To determine the efficacy of a cognitive-behavioral intervention for treating insomnia in survivors of breast cancer.

Participants were assigned to either a multicomponent intervention with stimulus control, sleep restriction, and sleep education and hygiene or a control intervention with sleep education and hygiene. Participants attended four weekly treatment group sessions (the first session was two hours and the other three were one hour) followed by two weekly 15- to 30-minute individual telephone sessions. Outcomes measures were sleep-onset latency, wake-after-sleep onset, total sleep time, time in bed, sleep efficiency, and sleep quality.

• The study was comprised of 34 participants in the multicomponent intervention and 38 in the control group.
• Participants were women older than 18 years with a diagnosis of stage I, II, or III breast cancer and with insomnia of at least three months' duration.

The study was conducted in university and medical center classrooms.

Patients were undergoing the follow-up phase of care.

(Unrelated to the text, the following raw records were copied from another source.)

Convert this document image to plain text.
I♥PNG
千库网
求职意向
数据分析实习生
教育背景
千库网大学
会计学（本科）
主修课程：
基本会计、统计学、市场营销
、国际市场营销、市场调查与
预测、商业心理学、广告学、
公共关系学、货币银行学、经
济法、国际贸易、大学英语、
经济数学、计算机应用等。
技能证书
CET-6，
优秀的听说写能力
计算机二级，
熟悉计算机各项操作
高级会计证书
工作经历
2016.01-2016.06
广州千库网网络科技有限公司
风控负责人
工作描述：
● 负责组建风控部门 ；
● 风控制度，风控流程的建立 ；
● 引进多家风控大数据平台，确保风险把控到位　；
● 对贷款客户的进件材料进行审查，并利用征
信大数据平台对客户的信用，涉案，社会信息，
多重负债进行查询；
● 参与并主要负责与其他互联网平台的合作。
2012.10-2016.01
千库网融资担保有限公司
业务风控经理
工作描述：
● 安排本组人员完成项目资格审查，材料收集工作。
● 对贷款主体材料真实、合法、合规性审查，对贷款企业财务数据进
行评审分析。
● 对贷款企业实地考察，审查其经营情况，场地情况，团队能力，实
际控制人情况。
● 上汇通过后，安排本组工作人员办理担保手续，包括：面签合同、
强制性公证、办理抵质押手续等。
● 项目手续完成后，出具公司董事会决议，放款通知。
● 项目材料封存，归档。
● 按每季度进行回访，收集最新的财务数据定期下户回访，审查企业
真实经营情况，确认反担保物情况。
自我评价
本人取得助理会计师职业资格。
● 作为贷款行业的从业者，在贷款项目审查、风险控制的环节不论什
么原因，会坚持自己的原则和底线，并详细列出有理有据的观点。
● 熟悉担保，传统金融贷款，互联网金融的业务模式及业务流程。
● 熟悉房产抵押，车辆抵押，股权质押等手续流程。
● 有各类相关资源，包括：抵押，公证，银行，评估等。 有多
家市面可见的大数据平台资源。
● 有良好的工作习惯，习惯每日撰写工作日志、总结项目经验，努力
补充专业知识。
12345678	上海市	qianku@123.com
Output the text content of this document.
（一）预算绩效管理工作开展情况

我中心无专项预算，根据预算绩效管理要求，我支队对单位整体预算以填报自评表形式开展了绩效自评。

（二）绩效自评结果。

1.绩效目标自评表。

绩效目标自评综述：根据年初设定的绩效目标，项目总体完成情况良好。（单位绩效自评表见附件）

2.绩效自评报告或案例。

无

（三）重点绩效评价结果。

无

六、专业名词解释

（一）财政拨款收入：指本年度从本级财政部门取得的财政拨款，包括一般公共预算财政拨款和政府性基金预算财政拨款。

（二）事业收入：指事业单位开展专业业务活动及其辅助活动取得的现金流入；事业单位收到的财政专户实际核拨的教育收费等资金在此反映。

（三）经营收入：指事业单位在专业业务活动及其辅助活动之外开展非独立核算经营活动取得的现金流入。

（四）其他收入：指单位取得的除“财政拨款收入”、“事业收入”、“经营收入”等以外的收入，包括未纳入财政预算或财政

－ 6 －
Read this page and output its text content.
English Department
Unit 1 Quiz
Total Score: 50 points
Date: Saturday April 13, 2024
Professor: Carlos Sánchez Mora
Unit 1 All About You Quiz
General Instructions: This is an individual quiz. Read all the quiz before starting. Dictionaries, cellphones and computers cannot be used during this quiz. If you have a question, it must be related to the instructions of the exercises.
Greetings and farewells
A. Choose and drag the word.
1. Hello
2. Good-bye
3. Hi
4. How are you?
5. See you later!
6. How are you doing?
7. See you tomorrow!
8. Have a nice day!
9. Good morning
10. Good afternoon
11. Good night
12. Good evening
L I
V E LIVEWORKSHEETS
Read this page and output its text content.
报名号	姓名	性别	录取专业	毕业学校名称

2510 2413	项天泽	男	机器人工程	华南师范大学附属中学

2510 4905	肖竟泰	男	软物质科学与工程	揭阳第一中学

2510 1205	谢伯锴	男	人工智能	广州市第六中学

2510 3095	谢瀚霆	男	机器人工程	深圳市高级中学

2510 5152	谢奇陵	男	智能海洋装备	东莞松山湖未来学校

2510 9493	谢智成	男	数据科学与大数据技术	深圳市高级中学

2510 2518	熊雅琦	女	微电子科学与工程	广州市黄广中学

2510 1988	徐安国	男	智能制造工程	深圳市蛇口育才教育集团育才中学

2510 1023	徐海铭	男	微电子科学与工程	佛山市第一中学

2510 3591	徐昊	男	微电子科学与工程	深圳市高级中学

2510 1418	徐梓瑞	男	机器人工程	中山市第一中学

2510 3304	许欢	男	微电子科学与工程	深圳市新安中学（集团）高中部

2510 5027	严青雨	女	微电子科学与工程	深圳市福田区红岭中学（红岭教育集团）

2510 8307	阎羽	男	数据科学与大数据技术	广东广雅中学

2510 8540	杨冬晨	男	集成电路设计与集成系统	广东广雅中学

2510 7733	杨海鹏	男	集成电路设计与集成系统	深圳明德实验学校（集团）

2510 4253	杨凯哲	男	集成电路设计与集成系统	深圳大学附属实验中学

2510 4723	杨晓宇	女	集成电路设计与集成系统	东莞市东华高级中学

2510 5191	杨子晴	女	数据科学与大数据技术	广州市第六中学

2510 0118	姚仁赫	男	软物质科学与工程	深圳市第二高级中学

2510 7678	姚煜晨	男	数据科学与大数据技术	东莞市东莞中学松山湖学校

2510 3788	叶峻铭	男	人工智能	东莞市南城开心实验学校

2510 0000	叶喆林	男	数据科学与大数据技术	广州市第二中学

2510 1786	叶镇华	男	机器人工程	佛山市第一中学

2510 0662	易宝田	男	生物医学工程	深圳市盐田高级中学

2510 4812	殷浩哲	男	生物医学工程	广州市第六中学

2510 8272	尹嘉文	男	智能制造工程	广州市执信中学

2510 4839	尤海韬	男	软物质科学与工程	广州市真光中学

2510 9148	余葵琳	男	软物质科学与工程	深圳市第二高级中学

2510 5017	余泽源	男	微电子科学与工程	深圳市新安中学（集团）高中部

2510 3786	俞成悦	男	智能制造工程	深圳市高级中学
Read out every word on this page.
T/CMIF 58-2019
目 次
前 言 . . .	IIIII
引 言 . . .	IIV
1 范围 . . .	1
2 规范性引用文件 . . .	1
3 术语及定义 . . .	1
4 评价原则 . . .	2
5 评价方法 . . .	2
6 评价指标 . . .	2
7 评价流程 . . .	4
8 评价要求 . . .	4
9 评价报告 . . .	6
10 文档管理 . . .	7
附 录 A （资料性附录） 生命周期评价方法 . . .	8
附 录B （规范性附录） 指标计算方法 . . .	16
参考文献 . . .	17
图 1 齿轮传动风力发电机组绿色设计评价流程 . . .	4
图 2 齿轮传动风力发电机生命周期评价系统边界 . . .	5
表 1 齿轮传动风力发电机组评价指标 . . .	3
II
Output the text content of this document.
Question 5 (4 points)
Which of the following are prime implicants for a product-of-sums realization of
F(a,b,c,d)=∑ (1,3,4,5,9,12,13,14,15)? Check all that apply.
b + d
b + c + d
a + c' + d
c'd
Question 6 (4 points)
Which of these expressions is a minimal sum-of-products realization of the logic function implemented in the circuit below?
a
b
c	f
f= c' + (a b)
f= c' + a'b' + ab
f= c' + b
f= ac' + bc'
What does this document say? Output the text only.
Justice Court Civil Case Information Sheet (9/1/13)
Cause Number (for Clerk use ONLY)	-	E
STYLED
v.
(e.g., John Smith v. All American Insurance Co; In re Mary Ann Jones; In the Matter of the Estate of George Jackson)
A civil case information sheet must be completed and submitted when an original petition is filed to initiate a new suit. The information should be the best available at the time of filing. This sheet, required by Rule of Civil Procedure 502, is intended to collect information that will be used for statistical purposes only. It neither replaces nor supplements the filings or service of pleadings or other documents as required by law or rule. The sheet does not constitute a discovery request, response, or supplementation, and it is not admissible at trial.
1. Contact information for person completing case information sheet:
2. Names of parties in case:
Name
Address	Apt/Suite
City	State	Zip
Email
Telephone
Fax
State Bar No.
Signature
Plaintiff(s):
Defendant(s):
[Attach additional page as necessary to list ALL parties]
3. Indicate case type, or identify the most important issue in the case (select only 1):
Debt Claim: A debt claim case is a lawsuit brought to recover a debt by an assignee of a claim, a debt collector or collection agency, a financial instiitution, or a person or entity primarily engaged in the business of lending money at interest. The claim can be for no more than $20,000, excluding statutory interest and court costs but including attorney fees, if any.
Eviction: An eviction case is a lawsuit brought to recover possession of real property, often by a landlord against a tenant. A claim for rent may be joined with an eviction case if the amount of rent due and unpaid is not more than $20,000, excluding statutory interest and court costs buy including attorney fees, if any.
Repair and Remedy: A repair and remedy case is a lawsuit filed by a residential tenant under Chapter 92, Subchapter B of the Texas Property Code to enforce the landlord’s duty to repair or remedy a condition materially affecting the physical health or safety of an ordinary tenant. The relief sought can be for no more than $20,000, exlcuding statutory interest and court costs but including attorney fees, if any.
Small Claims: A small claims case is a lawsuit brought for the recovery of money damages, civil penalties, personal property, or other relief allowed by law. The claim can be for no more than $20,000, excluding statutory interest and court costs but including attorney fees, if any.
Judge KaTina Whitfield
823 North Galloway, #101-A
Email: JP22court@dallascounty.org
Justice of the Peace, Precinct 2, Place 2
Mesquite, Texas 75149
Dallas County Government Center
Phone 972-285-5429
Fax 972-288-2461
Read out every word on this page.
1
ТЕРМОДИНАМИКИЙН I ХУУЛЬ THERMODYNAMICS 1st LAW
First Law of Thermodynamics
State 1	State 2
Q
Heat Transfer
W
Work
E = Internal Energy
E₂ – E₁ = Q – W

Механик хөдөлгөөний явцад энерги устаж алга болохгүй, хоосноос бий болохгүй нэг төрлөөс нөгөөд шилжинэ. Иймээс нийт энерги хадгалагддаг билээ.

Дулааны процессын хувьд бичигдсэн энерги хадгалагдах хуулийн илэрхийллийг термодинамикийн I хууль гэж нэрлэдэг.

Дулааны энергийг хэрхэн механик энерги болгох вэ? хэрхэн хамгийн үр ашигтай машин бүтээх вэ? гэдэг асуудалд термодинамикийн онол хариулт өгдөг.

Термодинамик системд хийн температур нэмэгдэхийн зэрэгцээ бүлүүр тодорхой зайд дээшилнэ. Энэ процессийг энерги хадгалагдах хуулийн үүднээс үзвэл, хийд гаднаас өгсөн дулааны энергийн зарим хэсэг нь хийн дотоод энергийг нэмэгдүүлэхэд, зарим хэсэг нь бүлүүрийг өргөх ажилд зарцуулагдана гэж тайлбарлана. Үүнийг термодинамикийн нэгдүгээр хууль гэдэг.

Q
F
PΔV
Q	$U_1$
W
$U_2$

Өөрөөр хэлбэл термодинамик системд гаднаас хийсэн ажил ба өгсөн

This was a randomized, controlled trial.

• Daily sleep diary
• Actiwatch®

After the intervention, based on daily sleep diaries, both groups improved in sleep-onset latency, wake-after-sleep onset, total sleep time, time in bed, sleep efficiency, and sleep quality. A between-group difference existed for time in bed. Wrist actigraph data showed significant pre- to postintervention changes for sleep-onset latency, wake-after-sleep onset, total sleep time, and time in bed. When compared to the control group, the multicomponent intervention group rated overall sleep as more improved.
 

A nonpharmacologic intervention is effective in the treatment of insomnia in survivors of breast cancer.

• The study used a selective sample:  the women were primarily white, well educated, and, on average, were diagnosed with cancer six years previously.
• Recruitment was via an advertisement and support groups; therefore, participants were more motivated to receive treatment.
• Space was required for group meetings.
• Actigraphs incurred a cost.
• The study required a Master’s level clinical nurse specialist in psychiatric-mental health nursing trained in the delivery of the intervention.